The present WKFX identity emerged from a late-1990s frequency and call-letter shuffle involving WAQE-FM and a separate new 97.7 MHz facility licensed to Barron. WAQE-FM had previously operated on 97.7 MHz as a Rice Lake station and was granted approval to move to 99.1 MHz. After that move was authorized, a new construction permit was issued for a separate 97.7 MHz station licensed to Barron. In September 1999, Upper Midwest Broadcasting reported that WAQE-FM was testing its new 99.1 MHz facility while regular WAQE-FM programming continued on 97.7 MHz. At the time, the expected arrangement was for WAQE-FM to move from 97.7 MHz to 99.1 MHz and for the new Barron 97.7 MHz station to sign on as WKFX.
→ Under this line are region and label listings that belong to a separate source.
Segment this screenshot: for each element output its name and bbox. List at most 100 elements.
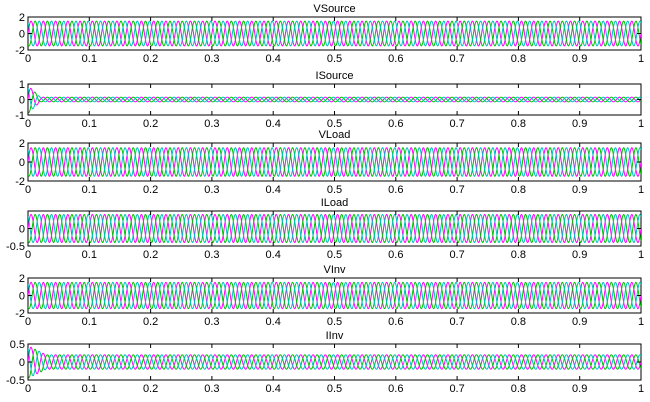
x-tick-label: 0.5	[327, 184, 342, 196]
y-tick-label: -0.5	[6, 375, 25, 387]
x-tick-label: 0.5	[327, 118, 342, 130]
y-tick-label: -1	[15, 110, 25, 122]
y-tick-label: 0.5	[10, 339, 25, 351]
x-tick-label: 0	[25, 249, 31, 261]
series-line-3	[28, 347, 641, 377]
series-line-3	[28, 281, 641, 310]
subplot-6: 0 0.1 0.2 0.3 0.4 0.5 0.6 0.7 0.8 0.9 10.50-0.5IIn…	[6, 330, 644, 395]
y-tick-label: 2	[19, 273, 25, 285]
x-tick-label: 0.9	[572, 316, 587, 328]
series-line-2	[28, 20, 641, 47]
series-line-1	[28, 20, 641, 47]
x-tick-label: 0.3	[204, 316, 219, 328]
series-line-2	[28, 213, 641, 244]
series-line-2	[28, 281, 641, 310]
x-tick-label: 0.3	[204, 118, 219, 130]
series-line-2	[28, 348, 641, 379]
x-tick-label: 1	[638, 249, 644, 261]
x-tick-label: 0.4	[266, 184, 281, 196]
x-tick-label: 0.8	[511, 383, 526, 395]
y-tick-label: 0	[19, 29, 25, 41]
x-tick-label: 0	[25, 184, 31, 196]
x-tick-label: 0.6	[388, 383, 403, 395]
x-tick-label: 0.6	[388, 118, 403, 130]
subplot-title: IInv	[326, 330, 344, 342]
x-tick-label: 0.2	[143, 184, 158, 196]
subplot-title: ISource	[316, 70, 354, 82]
x-tick-label: 0.8	[511, 316, 526, 328]
x-tick-label: 0.5	[327, 383, 342, 395]
series-line-3	[28, 87, 641, 110]
x-tick-label: 0.8	[511, 249, 526, 261]
x-tick-label: 0.4	[266, 249, 281, 261]
series-line-3	[28, 147, 641, 177]
y-tick-label: -2	[15, 176, 25, 188]
x-tick-label: 0.7	[449, 316, 464, 328]
x-tick-label: 0.3	[204, 53, 219, 65]
subplot-title: ILoad	[321, 197, 349, 209]
x-tick-label: 1	[638, 184, 644, 196]
x-tick-label: 0.9	[572, 184, 587, 196]
x-tick-label: 0.7	[449, 118, 464, 130]
x-tick-label: 0.6	[388, 184, 403, 196]
y-tick-label: 0	[19, 157, 25, 169]
y-tick-label: 1	[19, 79, 25, 91]
series-line-1	[28, 213, 641, 244]
x-tick-label: 0.4	[266, 53, 281, 65]
x-tick-label: 0.2	[143, 383, 158, 395]
x-tick-label: 0.9	[572, 249, 587, 261]
x-tick-label: 0.3	[204, 383, 219, 395]
y-tick-label: 0	[19, 224, 25, 236]
x-tick-label: 1	[638, 316, 644, 328]
x-tick-label: 0.1	[82, 53, 97, 65]
subplot-title: VInv	[323, 264, 346, 276]
x-tick-label: 0.7	[449, 184, 464, 196]
x-tick-label: 0	[25, 53, 31, 65]
x-tick-label: 0.2	[143, 118, 158, 130]
x-tick-label: 0.5	[327, 249, 342, 261]
x-tick-label: 0.7	[449, 249, 464, 261]
x-tick-label: 0.6	[388, 249, 403, 261]
x-tick-label: 0.1	[82, 118, 97, 130]
x-tick-label: 0.6	[388, 316, 403, 328]
x-tick-label: 1	[638, 118, 644, 130]
x-tick-label: 0.9	[572, 383, 587, 395]
y-tick-label: -0.5	[6, 241, 25, 253]
x-tick-label: 0.8	[511, 184, 526, 196]
x-tick-label: 0.1	[82, 316, 97, 328]
series-line-1	[28, 281, 641, 310]
x-tick-label: 0.3	[204, 184, 219, 196]
subplot-title: VLoad	[319, 129, 351, 141]
series-line-1	[28, 87, 641, 106]
y-tick-label: 0	[19, 291, 25, 303]
x-tick-label: 0.4	[266, 316, 281, 328]
x-tick-label: 0.4	[266, 118, 281, 130]
series-line-2	[28, 147, 641, 177]
series-line-3	[28, 213, 641, 244]
y-tick-label: 0	[19, 357, 25, 369]
y-tick-label: -2	[15, 45, 25, 57]
x-tick-label: 1	[638, 383, 644, 395]
y-tick-label: 2	[19, 12, 25, 24]
x-tick-label: 0.8	[511, 118, 526, 130]
x-tick-label: 0.3	[204, 249, 219, 261]
series-line-2	[28, 91, 641, 114]
x-tick-label: 0	[25, 316, 31, 328]
x-tick-label: 0	[25, 118, 31, 130]
x-tick-label: 0.7	[449, 383, 464, 395]
x-tick-label: 0.9	[572, 118, 587, 130]
y-tick-label: 2	[19, 138, 25, 150]
x-tick-label: 0.1	[82, 184, 97, 196]
series-line-1	[28, 346, 641, 375]
x-tick-label: 0	[25, 383, 31, 395]
x-tick-label: 1	[638, 53, 644, 65]
x-tick-label: 0.2	[143, 53, 158, 65]
x-tick-label: 0.2	[143, 316, 158, 328]
x-tick-label: 0.8	[511, 53, 526, 65]
x-tick-label: 0.7	[449, 53, 464, 65]
x-tick-label: 0.5	[327, 316, 342, 328]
The final arrangement was different. WKFX began broadcasting on 99.1 MHz in Rice Lake on October 21, 1999, using the "Fox 99-1" branding and a classic hits format.

The M Street Journal also reported the 1999 changes, listing Rice Lake's WKFX on 99.1 MHz with a classic hits format as "The Fox" and Barron's WAQE-FM on 97.7 MHz with a hot adult contemporary format as "Star 97.7". The same issue described WKFX's facilities change as a move to 99.1 MHz, an increase to 44,000 watts, and a Class C2 upgrade.
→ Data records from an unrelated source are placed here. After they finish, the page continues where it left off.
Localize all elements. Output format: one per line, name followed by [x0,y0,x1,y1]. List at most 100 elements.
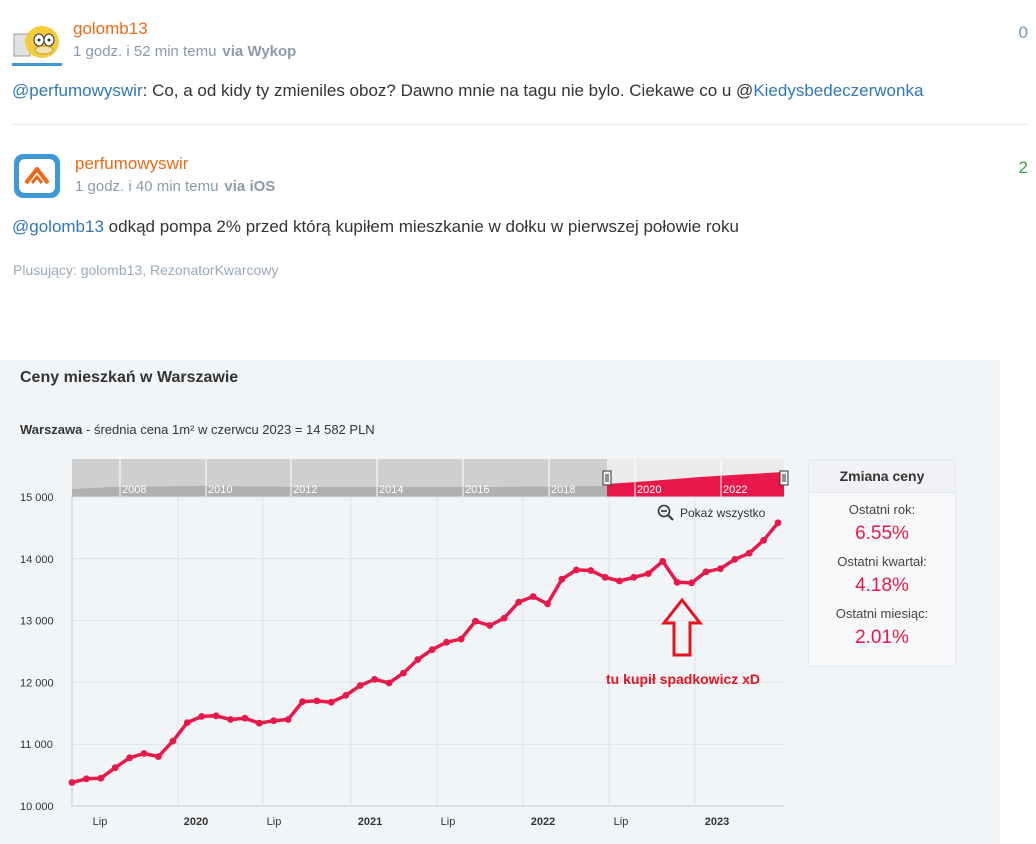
data-point[interactable] [774,519,782,527]
data-point[interactable] [702,568,710,576]
navigator-handle[interactable] [779,470,789,486]
navigator-selection[interactable] [607,472,784,497]
data-point[interactable] [371,675,378,683]
stats-label-quarter: Ostatni kwartał: [837,554,927,569]
stats-value-year: 6.55% [855,523,909,544]
navigator-handle[interactable] [602,470,612,486]
chart-panel: Ceny mieszkań w Warszawie Warszawa - śre… [0,360,1000,844]
mention-link[interactable]: @perfumowyswir [12,81,143,100]
data-point[interactable] [630,573,638,581]
price-change-panel: Zmiana ceny Ostatni rok: 6.55% Ostatni k… [808,459,956,667]
x-tick-label: Lip [267,816,282,828]
avatar[interactable] [12,16,62,66]
data-point[interactable] [472,617,479,625]
data-point[interactable] [126,754,133,762]
chart-subtitle-city: Warszawa [20,422,83,437]
data-point[interactable] [587,567,595,574]
data-point[interactable] [241,714,249,722]
data-point[interactable] [212,712,220,720]
data-point[interactable] [227,716,234,723]
comment-text: : Co, a od kidy ty zmieniles oboz? Dawno… [142,81,754,100]
data-point[interactable] [97,774,105,782]
chart-subtitle-text: - średnia cena 1m² w czerwcu 2023 = 14 5… [82,422,375,437]
vote-count: 2 [1018,158,1028,177]
data-point[interactable] [140,750,148,757]
navigator-year-label: 2016 [465,484,489,496]
data-point[interactable] [443,638,450,646]
data-point[interactable] [342,692,350,699]
data-point[interactable] [544,600,551,608]
data-point[interactable] [169,737,177,745]
data-point[interactable] [284,716,292,723]
comment-text: odkąd pompa 2% przed którą kupiłem miesz… [103,217,739,236]
data-point[interactable] [500,614,508,622]
mention-link[interactable]: @golomb13 [12,217,104,236]
data-point[interactable] [529,593,537,600]
stats-header: Zmiana ceny [809,460,955,493]
data-point[interactable] [572,566,580,574]
chart-subtitle: Warszawa - średnia cena 1m² w czerwcu 20… [20,422,375,437]
data-point[interactable] [400,669,407,677]
data-point[interactable] [255,719,263,727]
data-point[interactable] [68,779,76,786]
stats-label-year: Ostatni rok: [848,502,916,517]
data-point[interactable] [659,557,667,565]
voters-names[interactable]: golomb13, RezonatorKwarcowy [80,262,279,278]
data-point[interactable] [356,682,364,689]
navigator-year-label: 2022 [723,484,747,496]
data-point[interactable] [83,775,90,783]
chart-navigator[interactable]: 2008 2010 2012 2014 2016 2018 2020 2022 [72,459,789,497]
data-point[interactable] [198,713,206,720]
data-point[interactable] [327,698,335,706]
vote-count: 0 [1018,23,1028,42]
data-point[interactable] [313,697,321,705]
x-tick-label: 2023 [705,816,729,828]
show-all-button[interactable]: Pokaż wszystko [657,504,766,521]
data-point[interactable] [155,753,162,760]
data-point[interactable] [299,698,306,705]
comment-divider [12,124,1028,125]
navigator-year-label: 2012 [293,484,317,496]
data-point[interactable] [270,717,278,725]
data-point[interactable] [644,570,652,577]
price-line-chart: 2008 2010 2012 2014 2016 2018 2020 2022 10 0001… [20,459,789,828]
chart-title: Ceny mieszkań w Warszawie [20,369,239,386]
data-point[interactable] [717,565,724,573]
data-point[interactable] [745,549,753,557]
data-point[interactable] [601,573,609,581]
y-axis: 10 000 11 000 12 000 13 000 14 000 15 000 [20,492,54,813]
data-point[interactable] [558,575,566,583]
avatar[interactable] [12,152,62,202]
data-point[interactable] [515,598,523,606]
voters-label: Plusujący: [13,262,77,278]
navigator-year-label: 2014 [379,484,403,496]
navigator-year-label: 2008 [122,484,146,496]
comment-author[interactable]: perfumowyswir [75,154,189,173]
data-point[interactable] [731,556,739,563]
data-point[interactable] [414,656,422,663]
data-point[interactable] [111,764,119,772]
psyduck-avatar-icon [12,16,62,66]
y-tick-label: 14 000 [20,554,54,566]
comment-meta: 1 godz. i 40 min temu via iOS [75,178,275,195]
chart-grid [71,496,784,807]
data-point[interactable] [688,579,695,587]
comment-golomb13: golomb13 1 godz. i 52 min temu via Wykop … [0,0,1036,124]
data-point[interactable] [486,622,494,629]
data-point[interactable] [760,536,767,544]
data-point[interactable] [385,679,393,687]
y-tick-label: 10 000 [20,801,54,813]
data-point[interactable] [616,577,623,585]
data-point[interactable] [457,635,465,643]
show-all-label: Pokaż wszystko [680,506,766,520]
mention-link[interactable]: Kiedysbedeczerwonka [753,81,924,100]
comment-author[interactable]: golomb13 [73,19,148,38]
app-logo-avatar-icon [14,154,60,198]
data-point[interactable] [673,578,681,586]
chart-annotation: tu kupił spadkowicz xD [606,671,760,687]
data-point[interactable] [428,646,436,653]
y-tick-label: 12 000 [20,677,54,689]
data-point[interactable] [183,719,191,726]
navigator-year-label: 2020 [637,484,661,496]
x-tick-label: Lip [441,816,456,828]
Under TKC, WKFX was part of a locally operated Rice Lake cluster with WJMC, WJMC-FM, WAQE and WAQE-FM. In a 2014 profile of the Koser Radio Group, Radio World described the group as locally programmed and operated. Koser said the company generated its music playlists internally, emphasized live and local programming, and included local news, information and high-school sports across the FM stations.

In 2023, TKC agreed to sell its Rice Lake stations to Armada Media Partners through AMC Partners Rice Lake, LLC. An FCC public notice listed an assignment application for WKFX, facility ID 55339, from TKC, Inc. to AMC Partners Rice Lake, LLC as accepted for filing on June 29, 2023; the notice listed WKFX as a 99.1 MHz FM station in Rice Lake. NorthPine reported that the asset purchase agreement for the WJMC, WAQE and WKFX group was $4.951 million. The stations officially transferred from Tom Koser and TKC to Armada on October 3, 2023, with Koser retaining WRLS in Hayward and remaining involved with the Rice Lake stations in a managerial role.

WKFX continues to brand as "The Fox 99.1 FM" and promotes a classic-hits format focused on music from the 1970s, 1980s and 1990s.